Kediri, BM – Konon, Wilis dinaungi berbagai misteri yang tak kasat mata atau tidak masuk logika sama sekali, tetapi misteri itu terus eksis seiring modernisasi dari masa ke masa. Perubahan Gunung Wilis sangat jauh berbeda bila kita menatap foto tempo dulu dan kita bakal tercengang perubahan yang sangat drastis. Semula kita melihat hutan yang menguasai lereng hingga puncak, tetapi kini tidak lagi, hamparan areal pertanian maupun pemukiman warga, sudah mulai merangsek menguasai setiap perbukitan. Senin (22/10/2018).

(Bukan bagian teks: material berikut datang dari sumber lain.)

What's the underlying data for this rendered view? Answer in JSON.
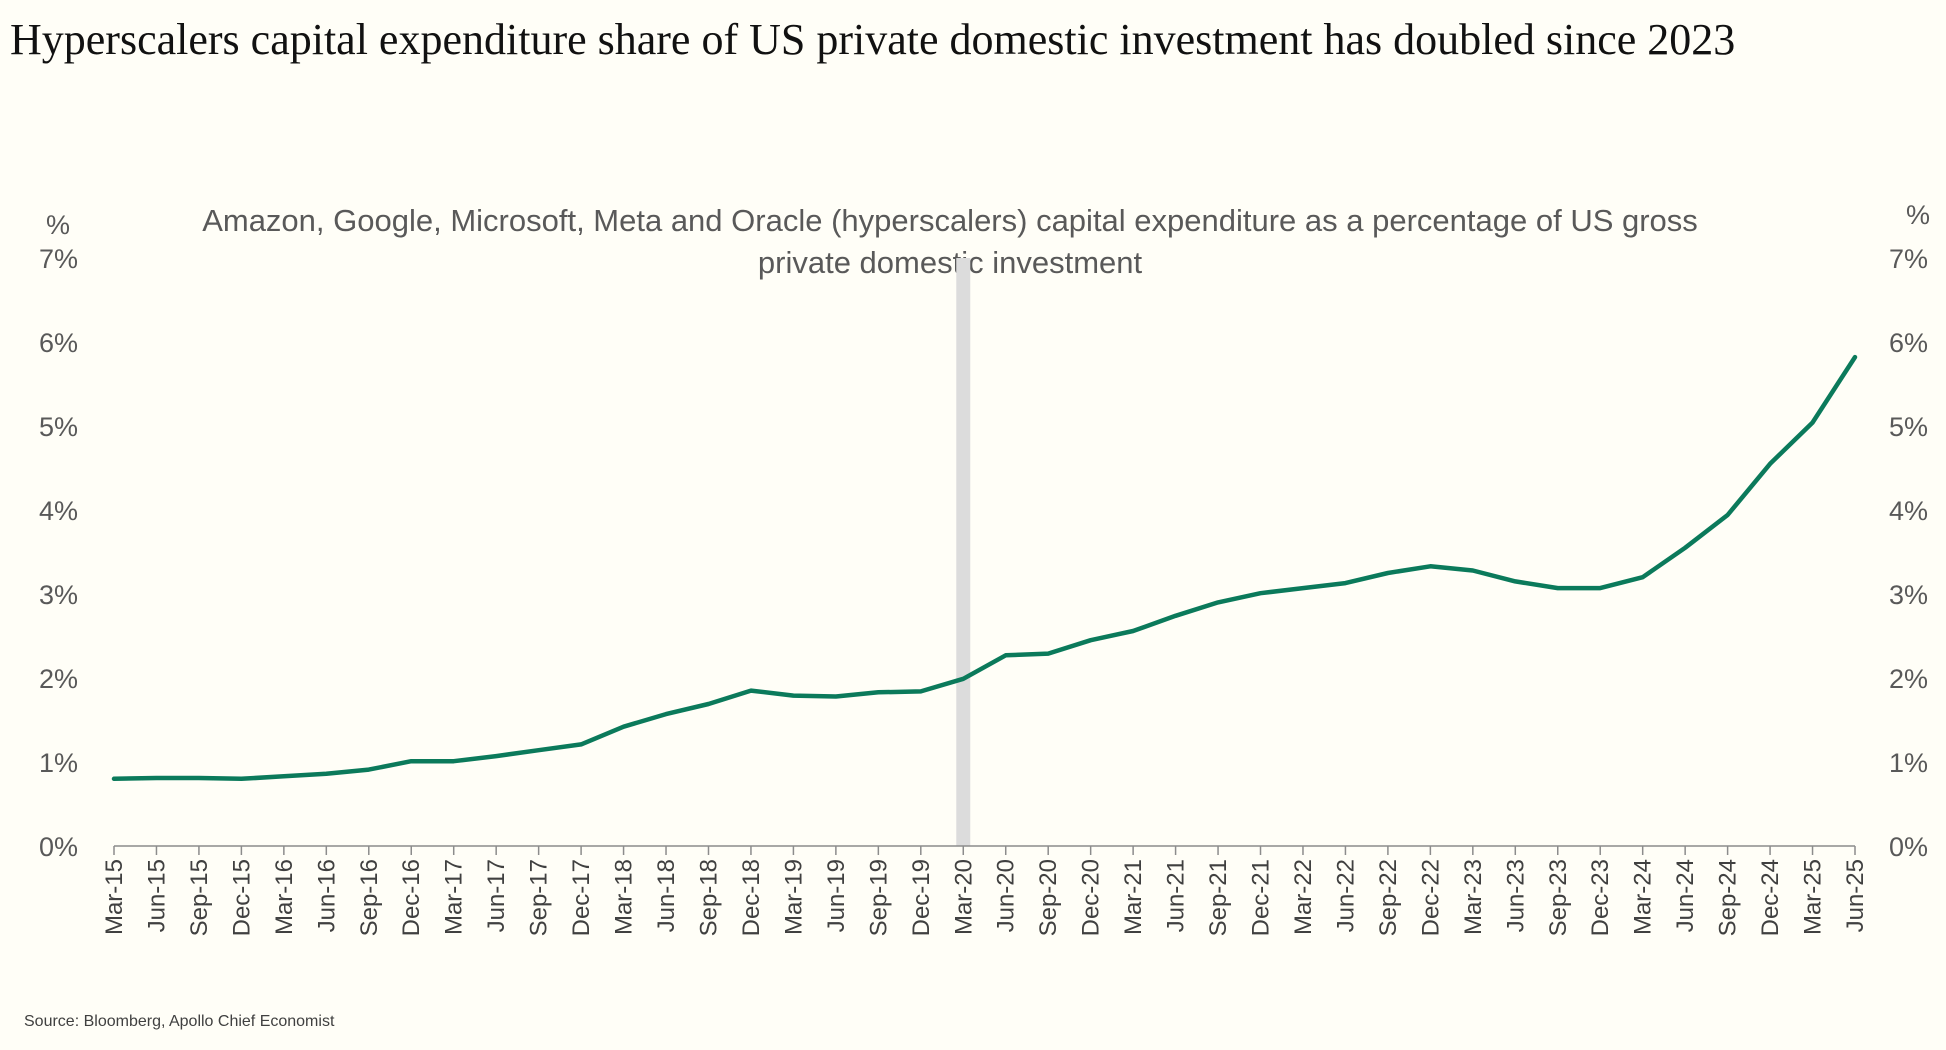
{
  "title": "Hyperscalers capital expenditure share of  US private domestic investment has doubled since 2023",
  "source": "Source: Bloomberg, Apollo Chief Economist",
  "colors": {
    "line": "#0b7a5b",
    "highlight": "#dcdcdc",
    "background": "#fffef7"
  },
  "chart_data": {
    "type": "line",
    "subtitle": "Amazon, Google, Microsoft, Meta and Oracle (hyperscalers) capital expenditure as a percentage of US gross private domestic investment",
    "y_unit_left": "%",
    "y_unit_right": "%",
    "ylim": [
      0,
      7
    ],
    "y_ticks": [
      "0%",
      "1%",
      "2%",
      "3%",
      "4%",
      "5%",
      "6%",
      "7%"
    ],
    "grid": false,
    "highlight_period": "Mar-20",
    "categories": [
      "Mar-15",
      "Jun-15",
      "Sep-15",
      "Dec-15",
      "Mar-16",
      "Jun-16",
      "Sep-16",
      "Dec-16",
      "Mar-17",
      "Jun-17",
      "Sep-17",
      "Dec-17",
      "Mar-18",
      "Jun-18",
      "Sep-18",
      "Dec-18",
      "Mar-19",
      "Jun-19",
      "Sep-19",
      "Dec-19",
      "Mar-20",
      "Jun-20",
      "Sep-20",
      "Dec-20",
      "Mar-21",
      "Jun-21",
      "Sep-21",
      "Dec-21",
      "Mar-22",
      "Jun-22",
      "Sep-22",
      "Dec-22",
      "Mar-23",
      "Jun-23",
      "Sep-23",
      "Dec-23",
      "Mar-24",
      "Jun-24",
      "Sep-24",
      "Dec-24",
      "Mar-25",
      "Jun-25"
    ],
    "series": [
      {
        "values": [
          0.8,
          0.81,
          0.81,
          0.8,
          0.83,
          0.86,
          0.91,
          1.01,
          1.01,
          1.07,
          1.14,
          1.21,
          1.42,
          1.57,
          1.69,
          1.85,
          1.79,
          1.78,
          1.83,
          1.84,
          1.99,
          2.27,
          2.29,
          2.45,
          2.56,
          2.74,
          2.9,
          3.01,
          3.07,
          3.13,
          3.25,
          3.33,
          3.28,
          3.15,
          3.07,
          3.07,
          3.2,
          3.55,
          3.94,
          4.55,
          5.04,
          5.82
        ]
      }
    ]
  }
}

Hutan yang lebat di masa lalu, kini telah berubah, sekaligus kondisi alam yang ikut mengubah sikapnya kepada manusia. Sebagaimana penuturan Kepala Desa Blimbing, Djoeari, dulu dimasa kecilnya, kabut sudah pasti berkuasa penuh atas perbukitan di lereng Gunung Wilis, khususnya di Desa Blimbing, tetapi kini tidak lagi, kabut seakan terusir dan terpaksa harus pindah tempat.

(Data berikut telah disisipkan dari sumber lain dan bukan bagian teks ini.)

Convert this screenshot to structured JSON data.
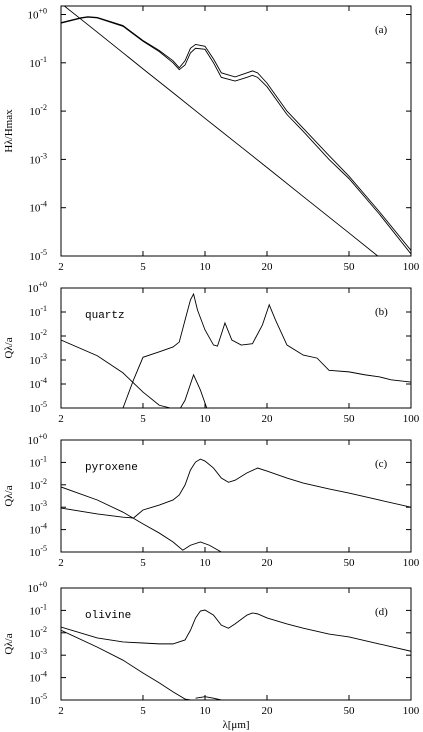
{
  "chart_data": [
    {
      "type": "line",
      "panel_label": "(a)",
      "ylabel": "Hλ/Hmax",
      "log_x": true,
      "log_y": true,
      "xlim": [
        2,
        100
      ],
      "ylim": [
        1e-05,
        1.5
      ],
      "xticks": [
        2,
        5,
        10,
        20,
        50,
        100
      ],
      "yticks": [
        {
          "value": 1,
          "label": "10+0"
        },
        {
          "value": 0.1,
          "label": "10-1"
        },
        {
          "value": 0.01,
          "label": "10-2"
        },
        {
          "value": 0.001,
          "label": "10-3"
        },
        {
          "value": 0.0001,
          "label": "10-4"
        },
        {
          "value": 1e-05,
          "label": "10-5"
        }
      ],
      "series": [
        {
          "color": "#000000",
          "x": [
            2,
            2.5,
            2.7,
            3,
            4,
            5,
            6,
            7,
            7.5,
            8,
            8.5,
            9,
            10,
            11,
            12,
            14,
            16,
            17,
            18,
            20,
            25,
            30,
            40,
            50,
            70,
            100
          ],
          "values": [
            0.68,
            0.86,
            0.9,
            0.87,
            0.59,
            0.29,
            0.18,
            0.11,
            0.079,
            0.11,
            0.2,
            0.24,
            0.22,
            0.12,
            0.062,
            0.051,
            0.062,
            0.068,
            0.062,
            0.038,
            0.01,
            0.0044,
            0.0012,
            0.00045,
            8.4e-05,
            1.3e-05
          ]
        },
        {
          "color": "#000000",
          "x": [
            2,
            2.5,
            2.7,
            3,
            4,
            5,
            6,
            7,
            7.5,
            8,
            8.5,
            9,
            10,
            11,
            12,
            14,
            16,
            17,
            18,
            20,
            25,
            30,
            40,
            50,
            70,
            100
          ],
          "values": [
            0.66,
            0.84,
            0.88,
            0.85,
            0.57,
            0.28,
            0.17,
            0.1,
            0.072,
            0.09,
            0.16,
            0.2,
            0.19,
            0.1,
            0.05,
            0.042,
            0.05,
            0.055,
            0.05,
            0.032,
            0.0085,
            0.0038,
            0.001,
            0.0004,
            7.5e-05,
            1.1e-05
          ]
        },
        {
          "color": "#000000",
          "x": [
            2,
            2.5,
            3,
            4,
            5,
            7,
            10,
            15,
            20,
            30,
            50,
            70
          ],
          "values": [
            1.7,
            0.8,
            0.43,
            0.161,
            0.075,
            0.024,
            0.0071,
            0.0018,
            0.00068,
            0.00017,
            3e-05,
            9.5e-06
          ]
        }
      ]
    },
    {
      "type": "line",
      "panel_label": "(b)",
      "material": "quartz",
      "ylabel": "Qλ/a",
      "log_x": true,
      "log_y": true,
      "xlim": [
        2,
        100
      ],
      "ylim": [
        1e-05,
        1
      ],
      "xticks": [
        2,
        5,
        10,
        20,
        50,
        100
      ],
      "yticks": [
        {
          "value": 1,
          "label": "10+0"
        },
        {
          "value": 0.1,
          "label": "10-1"
        },
        {
          "value": 0.01,
          "label": "10-2"
        },
        {
          "value": 0.001,
          "label": "10-3"
        },
        {
          "value": 0.0001,
          "label": "10-4"
        },
        {
          "value": 1e-05,
          "label": "10-5"
        }
      ],
      "series": [
        {
          "color": "#000000",
          "x": [
            4,
            4.5,
            5,
            6,
            7,
            7.5,
            8,
            8.5,
            8.8,
            9.2,
            10,
            11,
            11.5,
            12.5,
            13.5,
            15,
            17,
            19,
            20.5,
            22,
            25,
            30,
            35,
            40,
            50,
            60,
            70,
            80,
            100
          ],
          "values": [
            1e-05,
            0.00015,
            0.0013,
            0.0022,
            0.0035,
            0.0056,
            0.046,
            0.32,
            0.56,
            0.12,
            0.018,
            0.0042,
            0.0038,
            0.035,
            0.0068,
            0.0042,
            0.0048,
            0.029,
            0.2,
            0.046,
            0.0042,
            0.0016,
            0.0012,
            0.00037,
            0.00032,
            0.00024,
            0.0002,
            0.00015,
            0.00012
          ]
        },
        {
          "color": "#000000",
          "x": [
            2,
            3,
            4,
            5,
            6,
            6.8,
            7.2,
            7.6,
            8,
            8.8,
            9.5,
            10.2
          ],
          "values": [
            0.0068,
            0.0015,
            0.00029,
            4.6e-05,
            1.3e-05,
            1e-05,
            null,
            1e-05,
            2.1e-05,
            0.00024,
            5.6e-05,
            1e-05
          ]
        }
      ]
    },
    {
      "type": "line",
      "panel_label": "(c)",
      "material": "pyroxene",
      "ylabel": "Qλ/a",
      "log_x": true,
      "log_y": true,
      "xlim": [
        2,
        100
      ],
      "ylim": [
        1e-05,
        1
      ],
      "xticks": [
        2,
        5,
        10,
        20,
        50,
        100
      ],
      "yticks": [
        {
          "value": 1,
          "label": "10+0"
        },
        {
          "value": 0.1,
          "label": "10-1"
        },
        {
          "value": 0.01,
          "label": "10-2"
        },
        {
          "value": 0.001,
          "label": "10-3"
        },
        {
          "value": 0.0001,
          "label": "10-4"
        },
        {
          "value": 1e-05,
          "label": "10-5"
        }
      ],
      "series": [
        {
          "color": "#000000",
          "x": [
            2,
            3,
            4,
            4.5,
            5,
            6,
            7,
            7.5,
            8,
            8.5,
            9,
            9.5,
            10,
            11,
            12,
            13,
            14,
            16,
            18,
            20,
            25,
            30,
            40,
            50,
            70,
            100
          ],
          "values": [
            0.00092,
            0.0005,
            0.00036,
            0.00033,
            0.00075,
            0.00125,
            0.0021,
            0.0035,
            0.0098,
            0.046,
            0.104,
            0.14,
            0.115,
            0.056,
            0.02,
            0.013,
            0.016,
            0.034,
            0.056,
            0.041,
            0.02,
            0.012,
            0.0065,
            0.0043,
            0.0021,
            0.001
          ]
        },
        {
          "color": "#000000",
          "x": [
            2,
            3,
            4,
            5,
            6,
            7,
            7.8,
            8.5,
            9.5,
            10.5,
            12
          ],
          "values": [
            0.008,
            0.0021,
            0.0006,
            0.00018,
            7e-05,
            2.8e-05,
            1.2e-05,
            2e-05,
            2.8e-05,
            2e-05,
            1e-05
          ]
        }
      ]
    },
    {
      "type": "line",
      "panel_label": "(d)",
      "material": "olivine",
      "ylabel": "Qλ/a",
      "xlabel": "λ[μm]",
      "log_x": true,
      "log_y": true,
      "xlim": [
        2,
        100
      ],
      "ylim": [
        1e-05,
        1
      ],
      "xticks": [
        2,
        5,
        10,
        20,
        50,
        100
      ],
      "yticks": [
        {
          "value": 1,
          "label": "10+0"
        },
        {
          "value": 0.1,
          "label": "10-1"
        },
        {
          "value": 0.01,
          "label": "10-2"
        },
        {
          "value": 0.001,
          "label": "10-3"
        },
        {
          "value": 0.0001,
          "label": "10-4"
        },
        {
          "value": 1e-05,
          "label": "10-5"
        }
      ],
      "series": [
        {
          "color": "#000000",
          "x": [
            2,
            3,
            4,
            5,
            6,
            7,
            8,
            8.5,
            9,
            9.5,
            10,
            11,
            12,
            13,
            14,
            16,
            17,
            18,
            20,
            25,
            30,
            40,
            50,
            70,
            100
          ],
          "values": [
            0.018,
            0.0059,
            0.0039,
            0.0035,
            0.0032,
            0.0032,
            0.0048,
            0.013,
            0.046,
            0.094,
            0.104,
            0.062,
            0.022,
            0.016,
            0.025,
            0.062,
            0.077,
            0.07,
            0.046,
            0.025,
            0.016,
            0.0088,
            0.0065,
            0.0032,
            0.0015
          ]
        },
        {
          "color": "#000000",
          "x": [
            2,
            3,
            4,
            5,
            6,
            7,
            8,
            8.5,
            8.8,
            9,
            10,
            11,
            12
          ],
          "values": [
            0.013,
            0.0023,
            0.0006,
            0.00016,
            5.8e-05,
            2.3e-05,
            1.1e-05,
            1e-05,
            null,
            1.2e-05,
            1.4e-05,
            1.2e-05,
            1e-05
          ]
        }
      ]
    }
  ]
}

Jalan dari Desa Blimbing menuju Desa Jugo atau sebaliknya, harus melewati hutan yang luas, dan kerap menimbulkan rasa merinding bagi yang melewatinya. Entah itu halusinasi saja atau memang ada makhluk astral disekitarnya, belum dapat dipastikan keakuratan informasi itu tanpa bukti otentik. Cerita kuntilanak, sundel bolong, genderuwo, pocong atau sejenisnya mewarnai perubahan jaman.
Misteri tetap misteri, dan misteri itu bisa lenyap, bisa juga berdampingan dengan masa. Wilis masih menyimpannya dan Wilis tetap menjadi catatan panjang. Gunung yang sangat tinggi dan terlihat dari kejauhan, menjadi ruang tersendiri bagi para penjelajah alam.
Hutan yang memisahkan dua desa, kini tidak lagi, hal ini dikarenakan adanya pembangunan moda transportasi darat yang menghubungkan kedua desa. Jarak yang harus ditempuh dari Desa Bimbing menuju Desa Jugo atau sebaliknya, bakal lebih pendek, sekaligus lebih cepat.
Jalan ini tidak muncul tiba-tiba, layaknya mitos Roro Jongrang yang dibangun hanya semalam, tetapi jalan itu dibangun selama sebulan penuh dalam TMMD yang melibatkan berbagai latarbelakang. TNI bersama Rakyat menjadi jargon yang tak terpisahkan, seiring waktu yang terus bergerak maju, jalan ini akan mengikuti perubahan jaman.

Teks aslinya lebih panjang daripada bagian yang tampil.